The Analysis server service (MSSQLServerOLAPService) runs only on the primary database server while the OLAP processing is taking place (or if Analysis Manager administration is required). The service is started just before the OLAP processing and stopped immediately afterward. Administrators must start and stop the service manually before and after running Analysis Manager. This ensures that the Msmdrep.mdb repository and the Data folder files are consistent, available, and closed during normal operations.

Location of OLAP Data

In the reference architecture, a master copy of the OLAP data is stored in the data storage space of the database cluster. The local disks on the front-end servers store the operational versions of the data. There are several advantages to this combined approach:

·         It uses a high-speed, high-capacity RAID disk array in the database cluster. This means that data can be processed more quickly on the staging systems.

·         There is a master copy of the data. This means that the process of moving data from staging to production is quicker and data can be copied online without affecting the performance of the front-end servers. After the data is placed on the front-end servers, an update job changes the location of the Data folder. The OLAP data can be copied using several methods, such as:

·         DOS COPY or XCOPY commands.

·         Robocopy.

·         Microsoft Application Center 2000 data replication.

·         Third-party data movement products.

·         For high speed data transfers, SAN technology. Create a disk mirror set (with two or more members), break them, and then change the underlying device ownership. The net effect of this is an that the disk copy process runs extremely quickly. This is particularly effective for large databases of 50 GB or more.   

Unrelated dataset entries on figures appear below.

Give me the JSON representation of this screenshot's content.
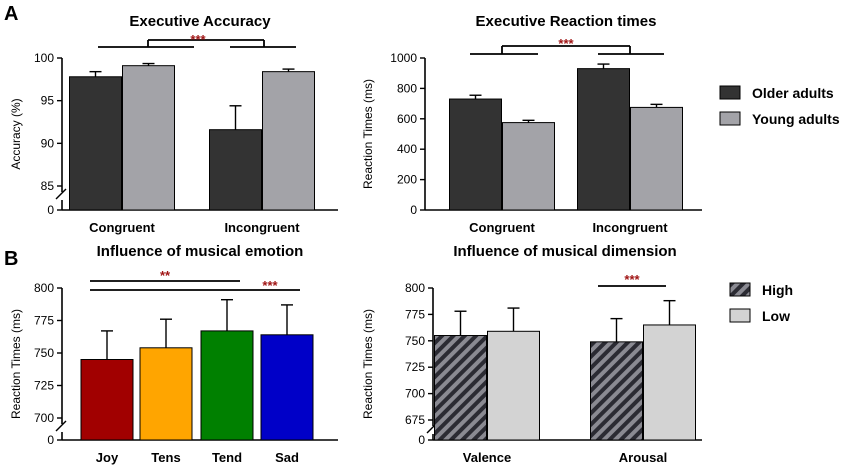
{
  "panels": {
    "a": "A",
    "b": "B"
  },
  "chart_data": [
    {
      "type": "bar",
      "id": "accuracy",
      "title": "Executive Accuracy",
      "ylabel": "Accuracy (%)",
      "categories": [
        "Congruent",
        "Incongruent"
      ],
      "series": [
        {
          "name": "Older adults",
          "color": "#333333",
          "values": [
            97.8,
            91.6
          ],
          "errors": [
            0.6,
            2.8
          ]
        },
        {
          "name": "Young adults",
          "color": "#a3a3a8",
          "values": [
            99.1,
            98.4
          ],
          "errors": [
            0.25,
            0.3
          ]
        }
      ],
      "axis_break": true,
      "ylim": [
        85,
        100
      ],
      "yticks": [
        0,
        85,
        90,
        95,
        100
      ],
      "significance": [
        {
          "label": "***",
          "between": [
            "Congruent",
            "Incongruent"
          ]
        }
      ]
    },
    {
      "type": "bar",
      "id": "exec-rt",
      "title": "Executive Reaction times",
      "ylabel": "Reaction Times (ms)",
      "categories": [
        "Congruent",
        "Incongruent"
      ],
      "series": [
        {
          "name": "Older adults",
          "color": "#333333",
          "values": [
            730,
            930
          ],
          "errors": [
            25,
            30
          ]
        },
        {
          "name": "Young adults",
          "color": "#a3a3a8",
          "values": [
            575,
            675
          ],
          "errors": [
            15,
            20
          ]
        }
      ],
      "ylim": [
        0,
        1000
      ],
      "yticks": [
        0,
        200,
        400,
        600,
        800,
        1000
      ],
      "significance": [
        {
          "label": "***",
          "between": [
            "Congruent",
            "Incongruent"
          ]
        }
      ]
    },
    {
      "type": "bar",
      "id": "emotion",
      "title": "Influence of musical emotion",
      "ylabel": "Reaction Times (ms)",
      "categories": [
        "Joy",
        "Tens",
        "Tend",
        "Sad"
      ],
      "colors": [
        "#a10000",
        "#ffa500",
        "#008000",
        "#0000c8"
      ],
      "values": [
        745,
        754,
        767,
        764
      ],
      "errors": [
        22,
        22,
        24,
        23
      ],
      "axis_break": true,
      "ylim": [
        700,
        800
      ],
      "yticks": [
        0,
        700,
        725,
        750,
        775,
        800
      ],
      "significance": [
        {
          "label": "**",
          "between": [
            "Joy",
            "Tend"
          ]
        },
        {
          "label": "***",
          "between": [
            "Joy",
            "Sad"
          ]
        }
      ]
    },
    {
      "type": "bar",
      "id": "dimension",
      "title": "Influence of musical dimension",
      "ylabel": "Reaction Times (ms)",
      "categories": [
        "Valence",
        "Arousal"
      ],
      "series": [
        {
          "name": "High",
          "color": "#555560",
          "pattern": "hatched",
          "values": [
            755,
            749
          ],
          "errors": [
            23,
            22
          ]
        },
        {
          "name": "Low",
          "color": "#d3d3d3",
          "values": [
            759,
            765
          ],
          "errors": [
            22,
            23
          ]
        }
      ],
      "axis_break": true,
      "ylim": [
        675,
        800
      ],
      "yticks": [
        0,
        675,
        700,
        725,
        750,
        775,
        800
      ],
      "significance": [
        {
          "label": "***",
          "between": [
            "High",
            "Low"
          ],
          "category": "Arousal"
        }
      ]
    }
  ]
}
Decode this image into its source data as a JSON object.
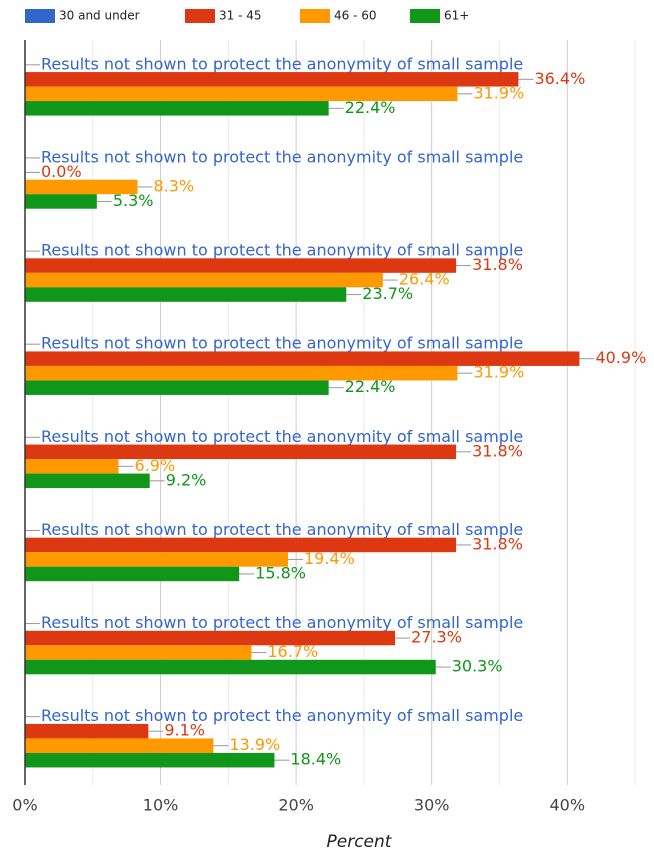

·         Because a master copy of the data is maintained on the database server, it is easy to add a new Analysis server to the front-end cluster. The Analysis server is required only to copy the data and add the host to the cluster — then the server is up and running.

·         Because every Analysis server contains its own data, they are not dependent on any outside resource. Performance is consistent, and there is no single point of failure anywhere in the cluster.

Note   Consider using Windows 2000 volume sets on the Analysis servers. Volume sets can expand server capacity without requiring you to take the system offline.

·         It is easier to manage site content and keep it synchronized when it is located in one place rather than distributed among the local disks on each front-end server.


For the sake of brevity, this paper describes only one method of organizing data. However there are many other architectural choices for hosting data, such as using SAN technology or network attached devices.

Storage Mode

This paper recommends using the MOLAP storage mode for data in the proposed architecture. MOLAP is recommended because the data is self-contained in the Analysis Services Data folder and can easily be moved from the processing server to the Analysis servers. To ensure 100 percent availability of the OLAP facility, you need a mechanism that allows multiple versions of the data to be spread out among the members of the cluster. The data must be independently configured and controlled along with the server being converged into the Network Load Balancing cluster. If you use ROLAP or HOLAP, a single relational database contains (at minimum) the fact data and possibly the aggregates. This complicates the movement of data, because you must copy both relational databases and data files throughout the cluster.

Regardless of the storage mode used, Analysis Services does not support writeback for either data or dimension data. For more information, see "Analysis Services Restrictions" later in this paper.

OLAP Data Storage

OLAP data is stored in the following locations.

Location

Description

The repository (Msmdrep.mdb)

This is all of the meta data that makes up the OLAP structures on a server (cubes, dimensions, data sources, and so on). For large systems, you should migrate the repository to a SQL Server database.